Sunday, July 8, 2012

Episode 10 – They say don’t worry (for James Baldwin)

Curtis Mayfield: Don’t Worry (if there’s a Hell Below) from “Curtis” (1970) [7.51] – Terry Callier: Bowlin’ Green from “Just Can’t Help Myself” (1974) [7.57] - Serge Gainsbourg: Brigade des Stups from “Aux Armes Et Caetera” (1979) [2.05] – Sam Cooke: A Change is Gonna Come from “Ain’t That Good News” (1964) [3.14] – Pop Group: Don’t Call me Pain from “Y” (1979) [5.35] – Nina Simone: Backlash Blues from “Protest Anthology” (2008) [3.03] – Al Green: Listen from “Let’s Stay Together” (1971) [2.30] – Betty Davis: If I’m in Luck I might get Picked up from “Betty Davis” (1973) [5.00] – Laura Nyro: Eli’s Comin’ from “Eli and the 13th Confession” (1968) [3.58] – Booker T. and the Mg’s: Green Onions from “Green Onions” (1962) [2.55] – Carla Bozulich: Baby That’s the Creeps from “Evangelista” (2006) [5.55] – Nancy Sinatra w/ Lee Hazelwood: Some Velvet Morning (1967) [3.38] – Led Zeppelin: No Quarter from “The Song Remains The Same” (1976) [12.29] – Doris Duke: By the Time I get to Phoenix from “The Swamp Dog Sessions and More” (2005) [4.01] – Nick Cave and the Bad Seeds: I had a Dream, Joe from “Henry’s Dream” (1992) [3.42] – Johnny Cash: God’s Gonna Cut You Down from “American V: A Hundred Highways” (2003) [2.38]

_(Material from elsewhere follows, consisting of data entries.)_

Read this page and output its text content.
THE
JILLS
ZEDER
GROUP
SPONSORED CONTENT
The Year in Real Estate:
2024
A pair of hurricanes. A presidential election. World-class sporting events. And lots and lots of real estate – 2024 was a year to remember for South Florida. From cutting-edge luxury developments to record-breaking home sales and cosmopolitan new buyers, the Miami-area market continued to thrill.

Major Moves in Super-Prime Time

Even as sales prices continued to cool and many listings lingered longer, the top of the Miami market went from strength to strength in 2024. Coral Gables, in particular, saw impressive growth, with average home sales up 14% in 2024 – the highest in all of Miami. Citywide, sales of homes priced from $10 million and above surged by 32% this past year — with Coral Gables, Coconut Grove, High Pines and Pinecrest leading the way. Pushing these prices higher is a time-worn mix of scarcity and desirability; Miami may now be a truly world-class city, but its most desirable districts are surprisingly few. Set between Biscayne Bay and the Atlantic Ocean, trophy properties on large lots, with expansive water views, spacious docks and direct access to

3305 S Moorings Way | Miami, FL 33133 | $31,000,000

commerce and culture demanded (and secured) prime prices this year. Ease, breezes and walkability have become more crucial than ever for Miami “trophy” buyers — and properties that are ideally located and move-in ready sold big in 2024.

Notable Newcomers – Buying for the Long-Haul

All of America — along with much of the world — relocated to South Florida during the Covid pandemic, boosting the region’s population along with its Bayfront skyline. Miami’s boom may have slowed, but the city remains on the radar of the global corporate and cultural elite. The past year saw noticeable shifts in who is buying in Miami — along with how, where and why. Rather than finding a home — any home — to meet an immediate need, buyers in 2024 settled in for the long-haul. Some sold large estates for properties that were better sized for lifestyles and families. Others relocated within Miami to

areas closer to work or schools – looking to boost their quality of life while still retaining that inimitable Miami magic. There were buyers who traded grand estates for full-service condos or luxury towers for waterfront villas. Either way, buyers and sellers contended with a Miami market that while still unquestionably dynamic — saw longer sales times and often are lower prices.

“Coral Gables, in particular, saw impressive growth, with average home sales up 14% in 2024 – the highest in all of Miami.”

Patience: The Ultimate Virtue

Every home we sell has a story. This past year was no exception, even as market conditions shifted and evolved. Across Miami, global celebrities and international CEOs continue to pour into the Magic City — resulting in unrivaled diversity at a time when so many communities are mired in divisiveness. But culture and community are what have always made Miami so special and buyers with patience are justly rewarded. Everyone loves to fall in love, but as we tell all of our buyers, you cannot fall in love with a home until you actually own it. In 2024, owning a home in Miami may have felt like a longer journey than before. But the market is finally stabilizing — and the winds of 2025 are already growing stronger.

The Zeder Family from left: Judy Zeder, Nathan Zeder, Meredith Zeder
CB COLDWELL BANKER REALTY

James Arthur Baldwin (August 2, 1924 – December 1, 1987) was an American novelist, essayist, playwright, poet, and social critic.
Baldwin's essays, such as the collection Notes of a Native Son (1955), explore palpable yet unspoken intricacies of racial, sexual, and class distinctions in Western societies, most notably in mid-20th-century America, vis-à-vis their inevitable if unnameable tensions with personal identity, assumptions, uncertainties, yearning, and questing. Some Baldwin essays are book-length, for instance The Fire Next Time (1963), No Name in the Street (1972), and The Devil Finds Work (1976).
His novels and plays fictionalize fundamental personal questions and dilemmas amid complex social and psychological pressures thwarting the equitable integration of not only blacks yet also of male homosexuals—depicting as well some internalized impediments to such individuals' quest for acceptance—namely in his second novel, Giovanni's Room (1956), written well before the equality of homosexuals was widely espoused in America. Baldwin's best-known novel is his first, Go Tell It on the Mountain (1953).